Thanks guys, I hope my description helps you diagnose the problem...
Ok! So, here is my take on a few of your items.
1. If heater/AC cabin blower intermittant and always "on" when on #4 or "high" speed, it is probably the "sword" resistor as mentioned above. Interestingly, this may be the source of the humming you mentioned, esp. if the blower is on "1", "2", or "3" and fan not blowing at the time.
2. Overheating issue, sounds like it could be the engine fan clutch. The fan might be spinning but not pushing alot of air when engine is very warm or hot. Of course this is assuming that the coolant level is up. Also, might check the auxillary fan operation when you turn the AC on the aux fan in front of the radiator should come on as well, assisting in cooling while running the AC.
3. The outside temperature sensor might be faulty if you're getting that chime/bong and it reads some negative/cold temperature. The sensor is typically located in the front grill area next to the driver's side (LHD cars) foglight. It is in the little hole with the black plastic stick sticking out (the black stick being the end of the sensor). It is usually the wiring that is bad and not the sensor itself, by the way.
Definately visit Bruno's site for many good fixes and information on E34 issues, including the first two of the above. http://www.bmwe34.net/
Good luck,
JonE
CharlesAFerg
08-26-2005, 09:35 PM
Alright! I finally got some answers form my mechanic and you were right about the sword! I need a new one of those and I ordered it!
The front sensor also needed replacing, it was broken or something, kept reading that it was freezing outside, lol. (95* day w overheading car, sweet)
They still don't know why it wont start sometimes, because for some reason it decided to start every time at the shop by not for 3 days at my house so they couldn't diagnose it.
The cooling problem is apperently either a thermostat causing the water to not circulate enough, so my pump is fine apperently, its jsut the computers fault for being old and stupid. I gues i got a new thermostat, but it was bad, thats why I was so confused.
I guess the other AC problem is the "blower motor resistor" I'm still looking for one (any ideas?)

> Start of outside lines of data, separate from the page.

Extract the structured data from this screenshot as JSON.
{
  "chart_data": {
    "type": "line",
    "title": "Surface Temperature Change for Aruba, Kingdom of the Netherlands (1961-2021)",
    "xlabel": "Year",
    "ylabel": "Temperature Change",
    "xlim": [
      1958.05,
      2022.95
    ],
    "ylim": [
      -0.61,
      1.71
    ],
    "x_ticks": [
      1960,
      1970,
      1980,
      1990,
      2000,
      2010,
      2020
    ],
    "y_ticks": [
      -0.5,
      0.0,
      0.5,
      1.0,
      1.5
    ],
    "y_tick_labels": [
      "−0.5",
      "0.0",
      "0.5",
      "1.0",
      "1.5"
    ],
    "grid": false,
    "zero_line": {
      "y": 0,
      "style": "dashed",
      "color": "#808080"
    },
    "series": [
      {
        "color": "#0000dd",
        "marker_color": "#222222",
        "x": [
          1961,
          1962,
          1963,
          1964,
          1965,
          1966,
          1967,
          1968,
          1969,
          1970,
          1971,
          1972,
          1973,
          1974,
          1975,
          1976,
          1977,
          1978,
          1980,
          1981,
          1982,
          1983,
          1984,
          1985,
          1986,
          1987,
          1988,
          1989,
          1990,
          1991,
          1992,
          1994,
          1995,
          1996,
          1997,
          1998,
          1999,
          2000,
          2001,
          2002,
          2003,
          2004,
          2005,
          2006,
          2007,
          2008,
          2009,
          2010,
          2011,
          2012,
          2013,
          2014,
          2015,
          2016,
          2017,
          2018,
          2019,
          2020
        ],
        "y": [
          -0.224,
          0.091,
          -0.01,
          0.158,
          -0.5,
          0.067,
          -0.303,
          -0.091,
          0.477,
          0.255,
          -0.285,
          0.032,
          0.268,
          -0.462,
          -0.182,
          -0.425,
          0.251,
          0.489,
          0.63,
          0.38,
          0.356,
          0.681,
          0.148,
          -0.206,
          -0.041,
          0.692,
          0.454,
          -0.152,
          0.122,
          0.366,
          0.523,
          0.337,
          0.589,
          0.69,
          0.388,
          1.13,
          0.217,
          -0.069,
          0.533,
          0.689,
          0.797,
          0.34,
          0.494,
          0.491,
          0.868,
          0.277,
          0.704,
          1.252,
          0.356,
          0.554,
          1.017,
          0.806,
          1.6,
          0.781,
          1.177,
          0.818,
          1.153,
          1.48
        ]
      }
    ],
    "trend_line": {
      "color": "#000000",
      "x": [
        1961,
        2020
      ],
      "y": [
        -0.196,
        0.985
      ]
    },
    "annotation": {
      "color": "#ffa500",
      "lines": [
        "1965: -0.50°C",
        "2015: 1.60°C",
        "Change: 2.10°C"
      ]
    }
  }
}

Anyways, thanks for the help, but if anyone has had this wierd starting problem and if there is some way to test if its the fuel air or electrical, pelase tell me, because my mechanics apperently cant figure it out. (Motorsports international in Oregon, very good)
Thanks!
-Charles
Beemr750
08-26-2005, 10:05 PM
Your starting problem could originate in the ign sw.While cranking and no start, check treminal #15 or + on the coil for power.If no reading, could be bad contact in ign sw.
pundit
08-26-2005, 11:35 PM
...When you turn on the ignition and all of the electrical BEFORE the car STARTS, I get this buzz and vibration coming from inside the dash near the AC and radio, basically high center. I know there is always a buzz AFTER the car is SHUT OFF on most e34s in the same area, but this buzz is louder, it rattles, and it doesnt stop after 20 seconds or however long the other one lasts. This continues until you turn the electrical off...
There are three sources of interesting noises that eminate from behind the dash of our E34's.
1. Heater valve solenoids. Always fully on with no power applied. Progressively turned off as power is applied. When the ignition is first turned on (with heater control set to off) these will make a slight noise as they shutoff.
2. Stepper motors for climate control air vents. (Up to ten of these are fitted in cars with full climate control) These will reposition each time they are powered down and up. These tend to make a ticking sound.
3. The daddy of them all. The windshield wiper pre-tensioner motor. This is the rather loud whirring/buzzing noise that appears to come from somewhere behind the instrument cluster. Usually begins within about 10-20 secs of starting the engine. Noise lasts 5-10 secs. Makes the exact same noise within about 5 secs of shutdown. If you put your hand on the drivers side wiper spindle you can feel it.